Macron suspend la chasse à la glu, arbitrant pour les écologistes et contre les chasseurs


Paris, France | AFP | jeudi 27/08/2020 - Arbitrant contre les chasseurs, Emmanuel Macron a décidé jeudi de suspendre pour cette saison la chasse à la glu que dénoncent écologistes et défenseurs des oiseaux. Une première victoire pour sa nouvelle ministre de la Transition écologique Barbara Pompili.

Le chef de l'Etat a reçu mercredi le président de la Fédération nationale des chasseurs Willy Schraen, en présence de Barbara Pompili, pour lui faire part de sa décision de fixer à zéro pour cette saison le quota de chasse à la glu pour les grives et les merles - seules espèces pour lesquelles elle était autorisée.

Jusqu'ici Emmanuel Macron, qui entretient de bons rapports avec les chasseurs, avait refusé d'interdire cette pratique. Mais il s'est depuis engagé avec force à faire de l'écologie une priorité de la fin de son quinquennat.

Avec ce geste, il répond à la fois aux demandes des écologistes et aux injonctions de la Commission européenne qui, début juillet, a donné trois mois à la France pour mettre fin à cette méthode de chasse non-sélective, interdite par une directive de 2009 sauf dérogation.

L'Elysée explique que cette suspension, une première en France, a été décidée dans l'attente de la réponse de la Cour de justice de l'UE, saisie fin 2019 par le Conseil d'Etat pour qu'elle précise si la directive "Oiseaux" de 2009 permet d'autoriser la capture à la glu de certaines espèces d'oiseaux sauvages. 

Le chef de l'Etat a en revanche décidé de maintenir les quotas des autres chasses traditionnelles, dont celui des tourterelles des bois, quasiment inchangé à 17.460 oiseaux, dont les associations réclament également l'interdiction de chasse.

- "Les chasseurs sauront s'en souvenir !" -
 
La France est le dernier pays européen à autoriser la chasse à la glu, seulement dans cinq départements du sud-est (Alpes-de-Haute-Provence, Alpes-Maritimes, Bouches-du-Rhône, Var et Vaucluse). 

Cette méthode consiste à piéger des oiseaux sur des tiges enduites de colle.

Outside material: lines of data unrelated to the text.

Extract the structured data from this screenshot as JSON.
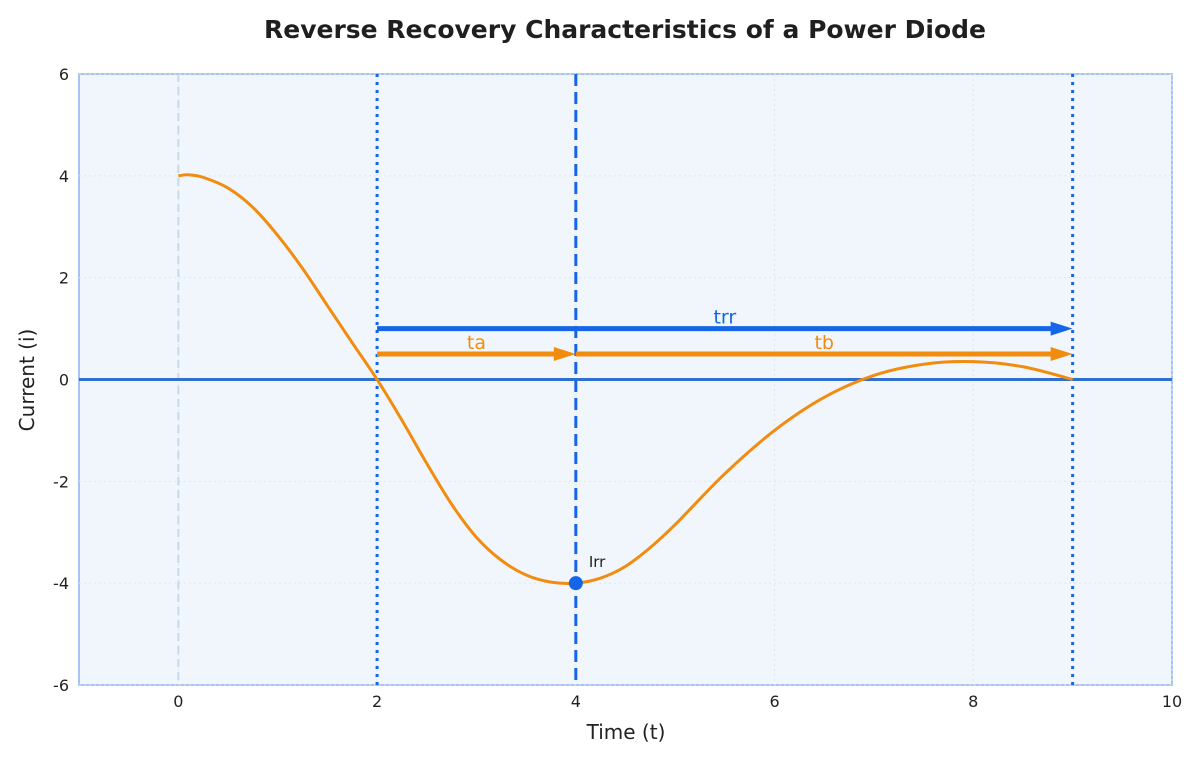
{
  "chart_data": {
    "type": "line",
    "title": "Reverse Recovery Characteristics of a Power Diode",
    "xlabel": "Time (t)",
    "ylabel": "Current (i)",
    "xlim": [
      -1,
      10
    ],
    "ylim": [
      -6,
      6
    ],
    "xticks": [
      0,
      2,
      4,
      6,
      8,
      10
    ],
    "yticks": [
      -6,
      -4,
      -2,
      0,
      2,
      4,
      6
    ],
    "grid": true,
    "series": [
      {
        "color": "#f28c0f",
        "x": [
          0,
          0.1,
          0.25,
          0.5,
          0.75,
          1,
          1.25,
          1.5,
          1.75,
          2,
          2.25,
          2.5,
          2.75,
          3,
          3.25,
          3.5,
          3.75,
          4,
          4.25,
          4.5,
          4.75,
          5,
          5.5,
          6,
          6.5,
          7,
          7.5,
          8,
          8.5,
          9
        ],
        "y": [
          4.0,
          4.02,
          3.97,
          3.76,
          3.38,
          2.83,
          2.18,
          1.45,
          0.72,
          0.0,
          -0.8,
          -1.65,
          -2.45,
          -3.1,
          -3.55,
          -3.84,
          -3.98,
          -4.0,
          -3.9,
          -3.67,
          -3.3,
          -2.85,
          -1.85,
          -1.0,
          -0.35,
          0.08,
          0.3,
          0.35,
          0.25,
          0.0
        ]
      }
    ],
    "vlines": [
      {
        "x": 0,
        "style": "dashed",
        "color": "#c3d9ec"
      },
      {
        "x": 2,
        "style": "dotted",
        "color": "#1565e8"
      },
      {
        "x": 4,
        "style": "dashed",
        "color": "#1565e8"
      },
      {
        "x": 9,
        "style": "dotted",
        "color": "#1565e8"
      }
    ],
    "hline": {
      "y": 0,
      "color": "#2f6fd1"
    },
    "arrows": [
      {
        "label": "trr",
        "x0": 2,
        "x1": 9,
        "y": 1.0,
        "color": "#1565e8"
      },
      {
        "label": "ta",
        "x0": 2,
        "x1": 4,
        "y": 0.5,
        "color": "#f28c0f"
      },
      {
        "label": "tb",
        "x0": 4,
        "x1": 9,
        "y": 0.5,
        "color": "#f28c0f"
      }
    ],
    "points": [
      {
        "label": "Irr",
        "x": 4,
        "y": -4,
        "color": "#1565e8"
      }
    ]
  }
}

Les petits oiseaux ainsi capturés sont mis en cage et servent, en chantant, à en attirer d'autres pour les chasseurs. 

Le 2 juillet, la Commission a de nouveau demandé à la France de mettre fin à "la chasse illégale", pointant du doigt la chasse à la glu et aux filets, pour les alouettes.

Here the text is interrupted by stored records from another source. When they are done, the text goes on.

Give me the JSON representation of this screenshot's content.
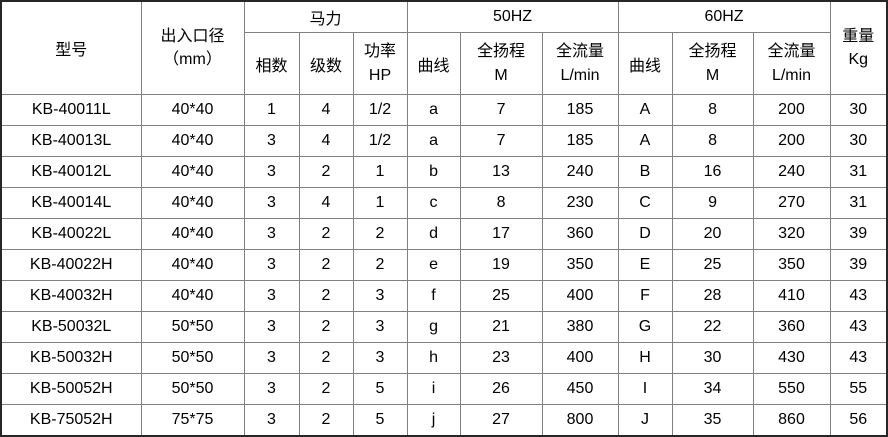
{
  "colors": {
    "background": "#ffffff",
    "text": "#000000",
    "inner_border": "#808080",
    "outer_border": "#262626"
  },
  "table": {
    "headers": {
      "model": "型号",
      "diameter_line1": "出入口径",
      "diameter_line2": "（mm）",
      "horsepower_group": "马力",
      "phase": "相数",
      "stage": "级数",
      "power_line1": "功率",
      "power_line2": "HP",
      "hz50_group": "50HZ",
      "hz60_group": "60HZ",
      "curve": "曲线",
      "head_line1": "全扬程",
      "head_line2": "M",
      "flow_line1": "全流量",
      "flow_line2": "L/min",
      "weight_line1": "重量",
      "weight_line2": "Kg"
    },
    "rows": [
      [
        "KB-40011L",
        "40*40",
        "1",
        "4",
        "1/2",
        "a",
        "7",
        "185",
        "A",
        "8",
        "200",
        "30"
      ],
      [
        "KB-40013L",
        "40*40",
        "3",
        "4",
        "1/2",
        "a",
        "7",
        "185",
        "A",
        "8",
        "200",
        "30"
      ],
      [
        "KB-40012L",
        "40*40",
        "3",
        "2",
        "1",
        "b",
        "13",
        "240",
        "B",
        "16",
        "240",
        "31"
      ],
      [
        "KB-40014L",
        "40*40",
        "3",
        "4",
        "1",
        "c",
        "8",
        "230",
        "C",
        "9",
        "270",
        "31"
      ],
      [
        "KB-40022L",
        "40*40",
        "3",
        "2",
        "2",
        "d",
        "17",
        "360",
        "D",
        "20",
        "320",
        "39"
      ],
      [
        "KB-40022H",
        "40*40",
        "3",
        "2",
        "2",
        "e",
        "19",
        "350",
        "E",
        "25",
        "350",
        "39"
      ],
      [
        "KB-40032H",
        "40*40",
        "3",
        "2",
        "3",
        "f",
        "25",
        "400",
        "F",
        "28",
        "410",
        "43"
      ],
      [
        "KB-50032L",
        "50*50",
        "3",
        "2",
        "3",
        "g",
        "21",
        "380",
        "G",
        "22",
        "360",
        "43"
      ],
      [
        "KB-50032H",
        "50*50",
        "3",
        "2",
        "3",
        "h",
        "23",
        "400",
        "H",
        "30",
        "430",
        "43"
      ],
      [
        "KB-50052H",
        "50*50",
        "3",
        "2",
        "5",
        "i",
        "26",
        "450",
        "I",
        "34",
        "550",
        "55"
      ],
      [
        "KB-75052H",
        "75*75",
        "3",
        "2",
        "5",
        "j",
        "27",
        "800",
        "J",
        "35",
        "860",
        "56"
      ]
    ]
  }
}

C'était aussi l'un des combats de Barbara Pompili qui, en recevant les chasseurs peu après sa nomination mi-juillet, leur avait indiqué vouloir faire interdire cette pratique.

Barbara Pompili a très sobrement salué la décision, en tweetant: "La chasse à la glu, pratique de chasse non sélective et sous la menace d'une condamnation européenne, ne sera pas autorisée dès cet automne en France". Une formulation qui peut évoquer une interdiction définitive.

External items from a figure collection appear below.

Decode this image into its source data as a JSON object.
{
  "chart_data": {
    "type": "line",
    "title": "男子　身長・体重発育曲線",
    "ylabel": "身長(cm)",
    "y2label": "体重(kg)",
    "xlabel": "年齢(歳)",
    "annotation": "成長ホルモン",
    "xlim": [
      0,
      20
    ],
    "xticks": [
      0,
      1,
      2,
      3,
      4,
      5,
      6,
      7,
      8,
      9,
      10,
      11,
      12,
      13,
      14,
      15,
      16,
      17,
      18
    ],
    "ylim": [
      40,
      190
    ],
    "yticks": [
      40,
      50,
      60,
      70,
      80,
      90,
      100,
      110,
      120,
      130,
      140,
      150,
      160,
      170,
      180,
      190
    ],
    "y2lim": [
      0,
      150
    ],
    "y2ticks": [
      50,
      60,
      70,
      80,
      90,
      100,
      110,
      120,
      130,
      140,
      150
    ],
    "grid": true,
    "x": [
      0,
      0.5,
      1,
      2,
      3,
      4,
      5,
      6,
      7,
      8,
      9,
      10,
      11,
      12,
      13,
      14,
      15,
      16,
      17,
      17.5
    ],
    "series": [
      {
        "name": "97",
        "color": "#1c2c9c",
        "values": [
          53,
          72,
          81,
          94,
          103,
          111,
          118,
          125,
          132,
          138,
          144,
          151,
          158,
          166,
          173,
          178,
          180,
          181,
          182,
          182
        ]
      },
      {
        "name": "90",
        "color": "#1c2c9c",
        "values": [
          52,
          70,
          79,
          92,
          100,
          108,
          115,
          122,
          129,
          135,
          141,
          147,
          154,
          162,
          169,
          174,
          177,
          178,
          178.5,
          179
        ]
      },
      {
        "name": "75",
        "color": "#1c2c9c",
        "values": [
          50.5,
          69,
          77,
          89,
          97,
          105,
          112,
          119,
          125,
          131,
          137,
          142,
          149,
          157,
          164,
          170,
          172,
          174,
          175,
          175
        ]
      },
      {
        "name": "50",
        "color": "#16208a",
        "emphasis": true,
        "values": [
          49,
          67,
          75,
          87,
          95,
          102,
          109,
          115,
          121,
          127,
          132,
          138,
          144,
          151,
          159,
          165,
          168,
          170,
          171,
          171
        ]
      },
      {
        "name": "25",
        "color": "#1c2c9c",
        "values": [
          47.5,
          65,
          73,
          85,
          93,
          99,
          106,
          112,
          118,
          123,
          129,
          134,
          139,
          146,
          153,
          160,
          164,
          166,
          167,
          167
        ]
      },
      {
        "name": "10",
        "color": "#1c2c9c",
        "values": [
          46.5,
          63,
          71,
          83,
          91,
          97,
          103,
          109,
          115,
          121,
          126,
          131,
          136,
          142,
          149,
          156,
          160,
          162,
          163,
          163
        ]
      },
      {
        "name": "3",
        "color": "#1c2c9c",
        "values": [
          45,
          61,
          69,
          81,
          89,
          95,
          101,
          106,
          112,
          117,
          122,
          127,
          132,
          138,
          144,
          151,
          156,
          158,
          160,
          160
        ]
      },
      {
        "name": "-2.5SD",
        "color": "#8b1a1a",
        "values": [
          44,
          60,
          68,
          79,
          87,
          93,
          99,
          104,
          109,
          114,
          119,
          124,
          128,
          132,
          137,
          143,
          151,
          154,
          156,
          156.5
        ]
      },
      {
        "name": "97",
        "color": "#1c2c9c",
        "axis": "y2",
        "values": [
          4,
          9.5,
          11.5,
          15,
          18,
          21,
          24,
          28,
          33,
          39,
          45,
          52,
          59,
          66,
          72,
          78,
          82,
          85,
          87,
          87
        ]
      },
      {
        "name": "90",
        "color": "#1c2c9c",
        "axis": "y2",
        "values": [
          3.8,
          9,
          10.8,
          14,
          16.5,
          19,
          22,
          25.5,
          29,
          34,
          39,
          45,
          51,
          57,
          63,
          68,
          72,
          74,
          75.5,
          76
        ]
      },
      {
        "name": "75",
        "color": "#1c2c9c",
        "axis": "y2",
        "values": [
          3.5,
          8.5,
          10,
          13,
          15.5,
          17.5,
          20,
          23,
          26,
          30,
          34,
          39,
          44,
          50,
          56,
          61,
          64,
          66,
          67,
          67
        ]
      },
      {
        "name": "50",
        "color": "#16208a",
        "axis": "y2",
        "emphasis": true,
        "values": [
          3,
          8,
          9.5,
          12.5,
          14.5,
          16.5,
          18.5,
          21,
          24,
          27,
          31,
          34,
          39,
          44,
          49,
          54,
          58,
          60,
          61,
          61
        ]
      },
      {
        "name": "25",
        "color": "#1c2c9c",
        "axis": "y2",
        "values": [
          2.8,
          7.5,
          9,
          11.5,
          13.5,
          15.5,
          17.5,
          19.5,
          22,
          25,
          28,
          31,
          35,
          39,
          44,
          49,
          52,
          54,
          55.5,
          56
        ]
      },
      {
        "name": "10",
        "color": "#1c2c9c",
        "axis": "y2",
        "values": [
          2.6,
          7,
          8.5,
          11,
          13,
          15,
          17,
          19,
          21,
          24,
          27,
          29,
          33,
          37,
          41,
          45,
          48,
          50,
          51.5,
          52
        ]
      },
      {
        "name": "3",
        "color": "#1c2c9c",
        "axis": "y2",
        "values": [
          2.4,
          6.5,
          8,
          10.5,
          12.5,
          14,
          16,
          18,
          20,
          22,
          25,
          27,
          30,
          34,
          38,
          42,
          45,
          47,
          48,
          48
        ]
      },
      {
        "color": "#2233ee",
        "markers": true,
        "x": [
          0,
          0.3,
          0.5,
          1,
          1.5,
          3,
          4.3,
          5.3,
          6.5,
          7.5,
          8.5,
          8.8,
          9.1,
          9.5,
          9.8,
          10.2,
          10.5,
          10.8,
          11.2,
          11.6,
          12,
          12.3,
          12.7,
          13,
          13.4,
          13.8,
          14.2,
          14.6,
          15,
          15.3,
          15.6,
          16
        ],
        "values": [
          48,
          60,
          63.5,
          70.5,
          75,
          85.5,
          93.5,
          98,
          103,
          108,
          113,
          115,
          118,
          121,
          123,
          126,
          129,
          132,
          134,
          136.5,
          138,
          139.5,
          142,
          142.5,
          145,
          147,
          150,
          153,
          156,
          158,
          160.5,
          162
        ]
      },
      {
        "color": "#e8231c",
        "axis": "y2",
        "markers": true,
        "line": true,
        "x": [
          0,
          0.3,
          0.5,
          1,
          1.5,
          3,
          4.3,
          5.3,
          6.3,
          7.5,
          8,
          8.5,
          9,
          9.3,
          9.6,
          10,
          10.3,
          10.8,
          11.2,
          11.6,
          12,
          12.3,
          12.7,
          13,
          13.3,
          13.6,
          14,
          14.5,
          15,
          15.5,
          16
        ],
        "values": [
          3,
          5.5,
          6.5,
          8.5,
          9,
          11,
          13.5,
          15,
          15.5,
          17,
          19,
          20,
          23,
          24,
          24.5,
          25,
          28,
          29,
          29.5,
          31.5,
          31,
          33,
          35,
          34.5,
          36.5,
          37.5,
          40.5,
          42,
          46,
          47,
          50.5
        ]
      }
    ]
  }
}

Dans l'entourage de la ministre, on se félicite d'avoir remporté cet arbitrage en soulignant que Mme Pompili, qui a pris soin de ne pas s'exprimer publiquement sur la question, a instruit ce dossier en prenant en compte la "fragilité juridique très forte" d'une chasse à la "non-sélectivité évidente".

Alain Bougrain Dubourg, emblématique président de la Ligue de protection des oiseaux, qui a contesté à de nombreuses reprises en justice la chasse à la glu, s'est félicité d'une "victoire pour une faune à l'agonie", rendant "hommage à Madame Pompili qui a refusé qu'une telle pratique puisse perdurer". Il a par contre jugé "tout simplement scandaleuse" la décision sur la chasse à la tourterelle, également condamnée par Bruxelles.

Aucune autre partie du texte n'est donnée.